Im Juni war Autant-Lara, der bis Mitte der achtziger Jahre allgemein als Pazifist und Mann der Linken gegolten hatte, auf der Liste der Front National in das Europaparlament gewählt worden. Als Alterspräsident hatte er eine Eröffnungsrede gehalten, in der er die „barbarische Invasion“ des „Uncle Sam“ geißelte. In einem telefonisch geführten Interview hat 'Globe‘, von dem Literaten Bernard Henri-Levy und dem Präsidenten der Anti-Rassismus-Kampagne „SOS-Racisme“ Harlem Desir mitgegründet, nun nachgehakt oder präziser: Statements abgehakt. Nachdem Autant-Lara seine Mitgliedschaft bei der Le-Pen-Partei damit begründet, diese sei „leider die einzige Partei, die ein wenig an der Verteidigung Frankreichs arbeitet“, fragt 'Globe‘: „Sind Sie für den Revisionismus?“ - „Ja, natürlich. Wenn man die Dinge ein wenig genauer betrachtet, sieht man klar, wie wir mit Geschichten, mit Lügen vollgestopft sind...“

Danach gefragt, was er von Simone Veil, die als junges Mädchen Auschwitz überlebte, halte, antwortet Autant-Lara: „Ob Sie es wollen oder nicht, sie gehört zu einer Ethnie, die eine politische Ethnie ist, die versucht, sich festzusetzen und zu herrschen ('Globe‘: „Glauben Sie, daß sie sich der Tatsache bedient, daß sie in den Konzentrationslagern interniert war, weil...“) „Oh, sie spielt Mandoline damit. Aber sie ist ja wiedergekommen, oder? Und ihr geht's doch prächtig... Also, wenn jemand mir mit Völkermord kommt, kann ich nur sagen, daß sie das Mütterchen Veil vergessen haben!“ Hier endet das Interview.
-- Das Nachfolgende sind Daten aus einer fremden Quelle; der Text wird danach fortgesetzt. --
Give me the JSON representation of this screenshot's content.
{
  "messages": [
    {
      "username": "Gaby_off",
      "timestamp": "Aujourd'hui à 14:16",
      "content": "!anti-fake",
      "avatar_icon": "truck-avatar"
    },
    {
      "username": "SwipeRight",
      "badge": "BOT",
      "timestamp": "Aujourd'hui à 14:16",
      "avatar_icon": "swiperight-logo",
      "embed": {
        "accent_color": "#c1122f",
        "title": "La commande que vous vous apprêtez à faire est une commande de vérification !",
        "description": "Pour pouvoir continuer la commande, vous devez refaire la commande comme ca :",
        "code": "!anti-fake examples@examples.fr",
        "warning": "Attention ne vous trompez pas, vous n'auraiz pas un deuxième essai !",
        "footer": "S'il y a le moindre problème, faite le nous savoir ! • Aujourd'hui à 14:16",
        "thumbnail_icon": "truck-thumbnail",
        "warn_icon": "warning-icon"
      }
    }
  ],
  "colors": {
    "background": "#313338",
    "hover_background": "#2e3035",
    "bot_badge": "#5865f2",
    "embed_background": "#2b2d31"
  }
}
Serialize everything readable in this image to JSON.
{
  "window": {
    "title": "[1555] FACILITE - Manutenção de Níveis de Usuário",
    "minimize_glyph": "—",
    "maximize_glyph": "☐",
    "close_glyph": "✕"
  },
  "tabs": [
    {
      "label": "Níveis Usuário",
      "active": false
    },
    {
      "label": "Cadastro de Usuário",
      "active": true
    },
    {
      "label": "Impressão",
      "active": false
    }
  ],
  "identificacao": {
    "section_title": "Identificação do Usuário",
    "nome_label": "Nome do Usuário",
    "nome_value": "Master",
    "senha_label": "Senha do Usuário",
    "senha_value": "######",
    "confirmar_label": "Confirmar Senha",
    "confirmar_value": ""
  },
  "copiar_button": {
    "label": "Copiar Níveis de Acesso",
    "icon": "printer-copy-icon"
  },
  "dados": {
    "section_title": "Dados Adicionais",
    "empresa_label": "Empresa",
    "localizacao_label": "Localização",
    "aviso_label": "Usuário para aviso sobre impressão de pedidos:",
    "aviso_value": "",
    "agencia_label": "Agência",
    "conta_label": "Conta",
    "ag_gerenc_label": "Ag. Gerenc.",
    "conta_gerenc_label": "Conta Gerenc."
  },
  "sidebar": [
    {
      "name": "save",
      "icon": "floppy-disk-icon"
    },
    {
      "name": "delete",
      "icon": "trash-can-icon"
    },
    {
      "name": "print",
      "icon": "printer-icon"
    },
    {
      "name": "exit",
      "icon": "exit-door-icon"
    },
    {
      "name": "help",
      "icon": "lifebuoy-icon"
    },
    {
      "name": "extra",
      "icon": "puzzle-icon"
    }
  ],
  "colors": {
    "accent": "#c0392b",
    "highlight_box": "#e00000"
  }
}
Es wurde gestern von Autant-Lara als „unaufrichtig“ wiedergegeben bezeichnet, aber nicht dementiert.

Der Chefredakteur des 'Globe‘, Georges-Marc Benamou, rechtfertigt die Veröffentlichung des Textes damit, daß „sich hier ein Denken der französischen Rechtsextremen insgesamt offenbart“.

Sobald die Äußerungen des Claude Autant-Lara bekannt wurden, forderten Politiker wie der liberal-konservative Fran?ois Leotard, die parlamentarische Immunität des Europaabgeordneten aufzuheben, um eine strafrechtliche Verfolgung zu ermöglichen. Doch Autant-Lara war dem bereits zuvorgekommen: Gestern mittag ließ er erklären, bereits seit dem 4. September von seinem Mandat zurückgetreten zu sein.